David Strom | Oct. 7, 2014
Dyn’s Internet Intelligence helps IT execs troubleshoot wide-area traffic slowdowns and compare ISP performance.

The worst was Verizon which delivered between 67-135 ms of service. That is quite a variation, and to figure out why you can drill down further and see the particular carriers that move traffic between these two cities: in Cogent's case, they go through a Los Angles-based node of AboveNet, while Verizon passes its traffic back through a GTT node in Virginia, which could be why their latencies are higher.

You could have probably gotten this information from doing a series of your own traceroutes, but II can show this information quickly, and in graphical form, and from just about any place around the world.

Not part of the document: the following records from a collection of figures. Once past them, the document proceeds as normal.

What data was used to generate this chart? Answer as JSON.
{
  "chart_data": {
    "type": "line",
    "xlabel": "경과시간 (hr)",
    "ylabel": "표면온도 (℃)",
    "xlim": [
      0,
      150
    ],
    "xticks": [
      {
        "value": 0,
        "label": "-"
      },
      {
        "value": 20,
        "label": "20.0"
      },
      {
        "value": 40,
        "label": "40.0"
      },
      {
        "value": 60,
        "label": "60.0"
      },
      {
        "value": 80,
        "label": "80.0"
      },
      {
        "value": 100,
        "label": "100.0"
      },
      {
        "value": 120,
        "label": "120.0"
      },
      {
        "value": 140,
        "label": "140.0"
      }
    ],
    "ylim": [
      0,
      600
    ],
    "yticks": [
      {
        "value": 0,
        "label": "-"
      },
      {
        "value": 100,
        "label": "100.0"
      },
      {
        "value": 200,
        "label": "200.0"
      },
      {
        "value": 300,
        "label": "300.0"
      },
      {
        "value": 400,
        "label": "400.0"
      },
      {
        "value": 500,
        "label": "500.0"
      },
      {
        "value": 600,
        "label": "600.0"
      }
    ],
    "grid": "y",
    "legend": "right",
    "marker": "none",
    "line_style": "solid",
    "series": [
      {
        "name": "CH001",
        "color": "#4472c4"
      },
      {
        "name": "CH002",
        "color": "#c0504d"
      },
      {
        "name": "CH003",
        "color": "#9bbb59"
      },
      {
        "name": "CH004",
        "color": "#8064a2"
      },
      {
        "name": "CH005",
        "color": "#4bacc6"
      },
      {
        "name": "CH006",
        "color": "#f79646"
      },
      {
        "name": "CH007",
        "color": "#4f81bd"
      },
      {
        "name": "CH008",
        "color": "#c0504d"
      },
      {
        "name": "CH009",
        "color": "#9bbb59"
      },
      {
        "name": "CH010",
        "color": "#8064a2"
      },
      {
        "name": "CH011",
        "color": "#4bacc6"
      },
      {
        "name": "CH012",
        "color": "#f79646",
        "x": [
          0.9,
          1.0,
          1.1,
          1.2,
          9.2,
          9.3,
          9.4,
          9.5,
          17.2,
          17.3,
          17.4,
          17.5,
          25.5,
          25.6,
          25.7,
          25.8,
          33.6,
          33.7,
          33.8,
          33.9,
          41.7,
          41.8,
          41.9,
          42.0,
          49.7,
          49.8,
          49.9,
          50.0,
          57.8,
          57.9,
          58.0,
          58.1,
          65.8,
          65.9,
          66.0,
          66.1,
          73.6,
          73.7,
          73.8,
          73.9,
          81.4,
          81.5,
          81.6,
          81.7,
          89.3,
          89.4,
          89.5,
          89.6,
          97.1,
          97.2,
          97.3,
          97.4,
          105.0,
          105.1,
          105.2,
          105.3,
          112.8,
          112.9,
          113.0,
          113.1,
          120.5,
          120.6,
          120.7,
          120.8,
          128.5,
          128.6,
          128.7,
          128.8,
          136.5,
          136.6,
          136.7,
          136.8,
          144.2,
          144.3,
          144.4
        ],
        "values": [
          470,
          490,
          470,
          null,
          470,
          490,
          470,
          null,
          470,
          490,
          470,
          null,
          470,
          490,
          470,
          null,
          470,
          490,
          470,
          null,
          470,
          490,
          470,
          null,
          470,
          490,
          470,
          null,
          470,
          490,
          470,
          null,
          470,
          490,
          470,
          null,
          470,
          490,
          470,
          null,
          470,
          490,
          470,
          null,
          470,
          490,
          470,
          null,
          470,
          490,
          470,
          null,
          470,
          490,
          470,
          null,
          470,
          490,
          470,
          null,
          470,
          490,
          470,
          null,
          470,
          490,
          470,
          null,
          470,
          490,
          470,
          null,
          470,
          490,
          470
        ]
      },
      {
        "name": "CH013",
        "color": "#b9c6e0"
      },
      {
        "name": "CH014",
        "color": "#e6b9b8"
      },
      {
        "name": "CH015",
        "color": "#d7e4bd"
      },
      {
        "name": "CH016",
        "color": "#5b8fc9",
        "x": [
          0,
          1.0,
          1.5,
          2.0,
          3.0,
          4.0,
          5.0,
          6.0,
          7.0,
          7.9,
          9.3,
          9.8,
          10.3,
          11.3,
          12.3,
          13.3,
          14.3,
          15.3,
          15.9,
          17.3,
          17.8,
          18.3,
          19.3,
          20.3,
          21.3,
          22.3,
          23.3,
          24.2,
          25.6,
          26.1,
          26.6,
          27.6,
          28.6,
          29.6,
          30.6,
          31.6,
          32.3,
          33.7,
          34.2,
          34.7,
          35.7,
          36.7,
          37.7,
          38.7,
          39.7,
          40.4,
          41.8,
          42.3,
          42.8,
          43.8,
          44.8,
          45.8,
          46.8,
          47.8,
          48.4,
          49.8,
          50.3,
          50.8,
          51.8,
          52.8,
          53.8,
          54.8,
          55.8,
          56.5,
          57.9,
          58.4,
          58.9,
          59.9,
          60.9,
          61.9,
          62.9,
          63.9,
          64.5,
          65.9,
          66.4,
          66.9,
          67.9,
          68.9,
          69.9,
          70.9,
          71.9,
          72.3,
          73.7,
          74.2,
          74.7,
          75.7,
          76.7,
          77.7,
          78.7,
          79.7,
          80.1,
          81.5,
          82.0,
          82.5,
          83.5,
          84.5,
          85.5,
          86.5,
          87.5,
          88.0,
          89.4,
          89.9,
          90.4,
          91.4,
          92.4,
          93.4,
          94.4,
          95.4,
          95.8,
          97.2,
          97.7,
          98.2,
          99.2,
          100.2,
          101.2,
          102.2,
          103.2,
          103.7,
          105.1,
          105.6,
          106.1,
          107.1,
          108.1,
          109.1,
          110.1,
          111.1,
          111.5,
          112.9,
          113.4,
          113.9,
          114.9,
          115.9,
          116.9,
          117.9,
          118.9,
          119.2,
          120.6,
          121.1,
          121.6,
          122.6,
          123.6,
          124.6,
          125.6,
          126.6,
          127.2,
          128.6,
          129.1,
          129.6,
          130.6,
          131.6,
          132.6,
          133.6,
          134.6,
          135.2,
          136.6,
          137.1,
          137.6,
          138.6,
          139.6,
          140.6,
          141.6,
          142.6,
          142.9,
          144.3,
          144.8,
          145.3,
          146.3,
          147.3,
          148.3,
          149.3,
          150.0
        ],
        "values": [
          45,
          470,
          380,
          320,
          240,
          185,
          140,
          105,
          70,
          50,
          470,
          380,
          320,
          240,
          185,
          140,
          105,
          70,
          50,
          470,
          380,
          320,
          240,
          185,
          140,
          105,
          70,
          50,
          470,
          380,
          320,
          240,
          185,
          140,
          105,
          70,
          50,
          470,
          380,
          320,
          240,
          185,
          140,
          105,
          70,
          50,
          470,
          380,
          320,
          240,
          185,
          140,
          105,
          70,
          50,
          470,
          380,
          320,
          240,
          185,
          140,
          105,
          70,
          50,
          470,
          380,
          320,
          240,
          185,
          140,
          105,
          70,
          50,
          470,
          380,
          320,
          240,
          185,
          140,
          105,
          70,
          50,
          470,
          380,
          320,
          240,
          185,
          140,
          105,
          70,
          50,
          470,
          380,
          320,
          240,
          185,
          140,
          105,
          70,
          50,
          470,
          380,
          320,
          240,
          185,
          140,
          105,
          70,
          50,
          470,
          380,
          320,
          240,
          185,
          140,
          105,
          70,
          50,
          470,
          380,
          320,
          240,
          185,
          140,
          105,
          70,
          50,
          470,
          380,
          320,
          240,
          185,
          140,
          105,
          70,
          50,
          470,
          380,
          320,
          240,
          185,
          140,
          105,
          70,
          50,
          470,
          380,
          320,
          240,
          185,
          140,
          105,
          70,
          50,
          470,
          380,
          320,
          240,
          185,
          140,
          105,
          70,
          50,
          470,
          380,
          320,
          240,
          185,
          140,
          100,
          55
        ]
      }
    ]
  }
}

Speaking of which, II produces a number of graphical reports that can be easily interpreted by management. At a glance, you can see who are the best and worst connectivity providers from around the world. This is useful if you are unhappy with your current ISP and want to switch providers to improve your website response time, or if you are purchasing bandwidth from an ISP that has to go through numerous uplinks to get to the Internet with higher than average latencies from your location. Or if you are thinking about opening a new office and want to find the best collection of ISPs that can provide service.

II isn't the only one that collects this information: you can also get freely available Internet peering point performance from the European Network Internet Registry called RIPE here. And there are services such as WhatIsMyIP.com that offer this too. However, either site is very limited with just a few routers or the information is outdated. Dyn maintains a richer Internet infrastructure that is more flexible and capable, plus being more current.

II isn't without its faults. It is only collecting ping or traceroute traffic: it would be nice to also collect performance on higher-level protocols such as HTTP or FTP traffic too. Dyn representatives said the II platform is extensible and is looking into these and other improvements in the future.

Finally, II isn't cheap. A small to average size enterprise would pay $2,000 per month. Custom views, vantage points and targets increase the price per month as well as the number of IP networks that are alarmed. The product includes 10 seats.